Selain ketiga revisi UU tersebut, ada pula rancangan undang-undang tentang pengembangan dan penguatan sektor keuangan atau omnibus law yang masuk dalam daftar prolegnas. RUU ini disiapkan oleh pemerintah.
DPR telah merampungkan draf awal revisi UU BI. Dalam rancangan awal yang disusun DPR itu, diusulkan pembentukan dewan moneter yang diketuai oleh Menteri Keuangan dan beranggotakan salah seorang menteri perekonomian, Guberur BI, Deputi Gubernur Senior BI, dan Ketua OJK.

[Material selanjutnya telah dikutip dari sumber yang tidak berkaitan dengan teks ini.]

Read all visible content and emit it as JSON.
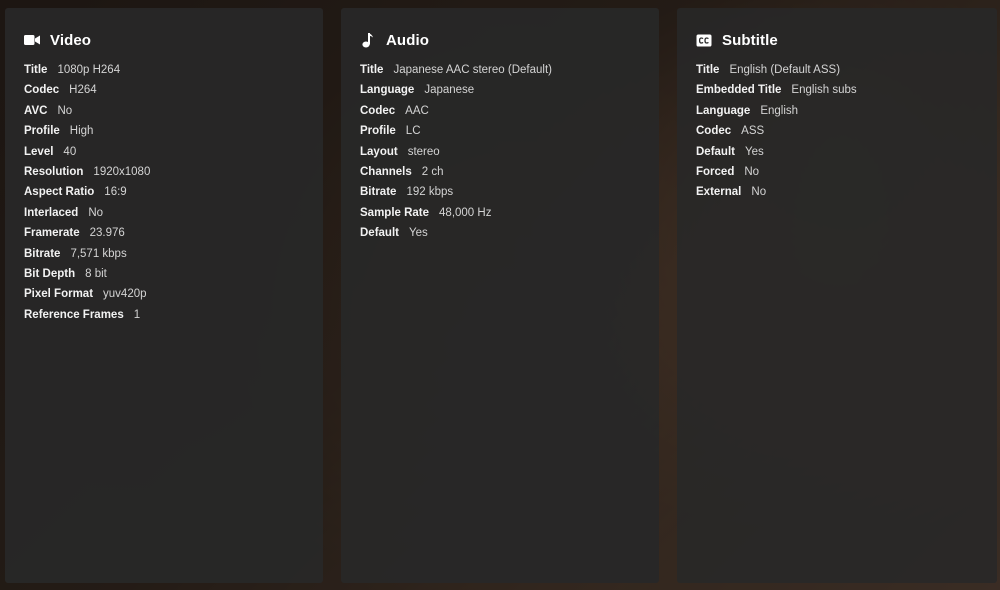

Dewan Moneter bersidang sekurang-kurangnya dua kali dalam sebulan atau sesuai dengan kebutuhan yang mendesak. Adapun pembentukan dewan moneter ini bertujuan membantu pengambilan kebijakan moneter. Selain pembentukan dewan moneter, revisi undang-undang tersebut juga mengatur keterlibatan pemerintah dalam keputusan rapat dewan gubernur yang diadakan setiap bulan yang antara lain menentukan arah suku bunga acuan.
Pemerintah dapat mengirimkan perwakilan yakni seorang atau lebih menteri dibidang perekonomian yang memiliki hak bicara dan hak suara dalam rapat. Untuk itu, pasal 9 yang mengatur independensi BI atau melarang pihak lain ikut campur dalam keputusan bank sentral dihapus. Draf RUU ini memasukkan pasal terkait pengembalian wewenang pengawasan bank dari OJK ke BI.
Namun, Anggota Badan Legislasi DPR Hendrawan Supratikno mengatakan draft RUU tersebut masih rancangan awal atau mendapat masukan dari lembaga terkait. "Jadi masih terus dimatangkan dengan menyerap aspirasi para pihak terkait," kata Hendrawan.
Kendati demikian, menurut dia, revisi undang-undang sebenarnya membutuhkan waktu yang cukup lama yakni antara tiga hingga empat masa sidang atau satu hingga dua tahun. Untuk itu, DPR masih menunggu sikap pemerintah terkait reformasi sistem keuangan. "DPR masih menunggu sikap pemerintah akan memilih opsi revisi UU BI dan OJK, omnibus law, atau opsi perppu," ujarnya.